Il y a bien d’autres sites industriels dans le département de l’Eure :
Les forges de Breteuil et de Conches-en-Ouche, les tanneries de Pont-Audemer, les fabriques de clous et d’épingles dans la région de Rugles, les peignes à Ezy-sur-Eure, les instruments d musique à La Couture-Boussey. Il y a aussi les briqueteries, les tuileries.
Mais le département de l’Eure est couvert par de nombreuses forêts. Ce qui permit le développement des verreries depuis le moyen-âge. Le bois chauffe les fours, la fougère entre dans la composition du verre. Elles se trouvent notamment dans la forêt de-Lyons-la-Forêt : Bezancourt (Le Landel), La Haye, Bezu-la-Forêt. Martagny. Certaines ont conservé leurs bâtiments.

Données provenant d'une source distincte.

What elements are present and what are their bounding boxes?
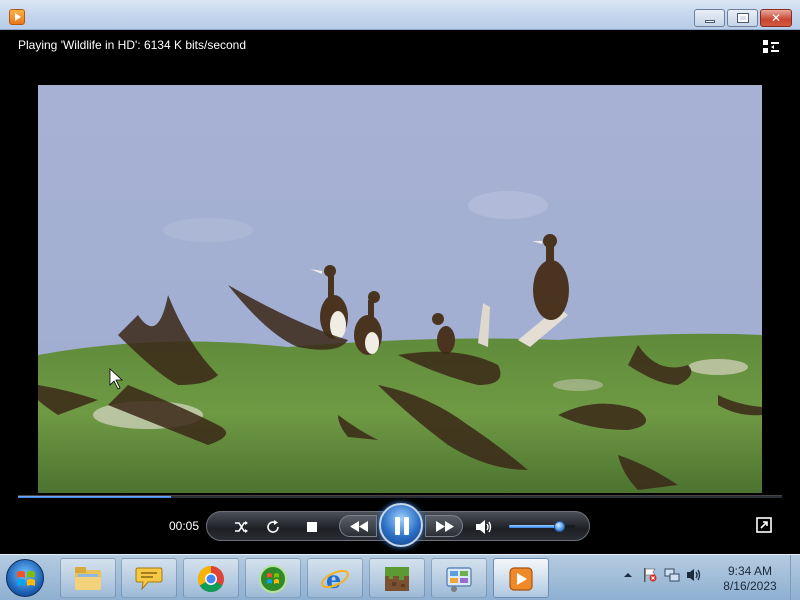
fullscreen-icon[interactable] [756,517,772,533]
internet-explorer-icon: e [321,565,349,594]
previous-icon [350,521,368,532]
taskbar-chrome[interactable] [183,558,239,598]
taskbar: e 9:34 AM 8/16/2023 [0,554,800,600]
window-titlebar[interactable]: ✕ [0,0,800,30]
folder-icon [75,567,101,590]
volume-level [509,525,561,528]
system-tray [620,567,708,583]
repeat-icon[interactable] [265,519,281,535]
screen: ✕ Playing 'Wildlife in HD': 6134 K bits/… [0,0,800,600]
now-playing-status: Playing 'Wildlife in HD': 6134 K bits/se… [18,38,247,52]
window-controls: ✕ [692,9,792,27]
minecraft-icon [385,567,409,591]
taskbar-internet-explorer[interactable]: e [307,558,363,598]
previous-button[interactable] [339,515,377,537]
chat-bubble-icon [135,567,163,591]
network-icon[interactable] [664,567,680,583]
windows-media-center-icon [259,565,287,593]
media-player-icon[interactable] [9,9,25,25]
media-player-window: Playing 'Wildlife in HD': 6134 K bits/se… [8,30,792,554]
switch-to-library-icon[interactable] [762,39,780,55]
shuffle-icon[interactable] [233,519,249,535]
chrome-icon [197,565,224,593]
close-button[interactable]: ✕ [760,9,792,27]
clock-date: 8/16/2023 [723,579,777,593]
video-frame[interactable] [38,85,762,493]
taskbar-minecraft[interactable] [369,558,425,598]
clock-time: 9:34 AM [727,564,773,578]
minimize-button[interactable] [694,9,725,27]
maximize-icon [736,13,749,23]
taskbar-control-panel[interactable] [431,558,487,598]
action-center-flag-icon[interactable] [642,567,658,583]
volume-icon[interactable] [686,567,702,583]
minimize-icon [704,19,715,23]
next-button[interactable] [425,515,463,537]
volume-slider[interactable] [509,521,575,532]
windows-logo-icon [17,571,35,586]
show-hidden-icons[interactable] [620,567,636,583]
seek-progress [18,496,171,498]
elapsed-time: 00:05 [169,519,200,533]
volume-icon[interactable] [475,519,493,535]
taskbar-explorer[interactable] [60,558,116,598]
volume-thumb[interactable] [554,521,566,532]
control-panel-icon [446,567,472,592]
start-button[interactable] [6,559,44,597]
taskbar-chat[interactable] [121,558,177,598]
svg-text:e: e [326,565,341,594]
pause-button[interactable] [379,503,423,547]
show-desktop-button[interactable] [790,555,800,600]
close-icon: ✕ [770,11,782,25]
taskbar-clock[interactable]: 9:34 AM 8/16/2023 [714,564,786,594]
next-icon [436,521,454,532]
stop-icon[interactable] [305,520,319,534]
taskbar-media-player[interactable] [493,558,549,598]
media-player-icon [509,567,533,591]
seek-bar[interactable] [18,495,782,498]
maximize-button[interactable] [727,9,758,27]
taskbar-media-center[interactable] [245,558,301,598]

Cet inventaire sommaire peut ressembler à celui de Prévert. Mais il est impossible ici de rentrer en détail sur chaque site, ni de les nommer tous. Il existe une abondante littérature sur le sujet et certains sites n’ont pas encore fait l’objet d’études complètes. La présente présentation s’est basée sur l’excellent numéro de « Connaissance de l’Eure », numéros 47/48, 1983, rédigé par Jean.-François Belhoste et J.-M. Chaplain.
Cet inventaire montre deux choses :
Premièrement, souvent, quand on évoque le département de l’Eure, on voit des plaines, des églises ou abbayes, de ravissantes maisons ou de typiques bâtiments historiques.
Deuxièmement, force est de constater que l’image est incomplète. Il y a un abondant et riche patrimoine industriel, dont la découverte est illimitée, source de connaissances sur le génie de l’homme, sa maîtrise des ressources locales, sur sa laborieuse construction de l’histoire de l’économie locale.
Bonne lecture et promesse de belles découvertes dans le département de l’Eure.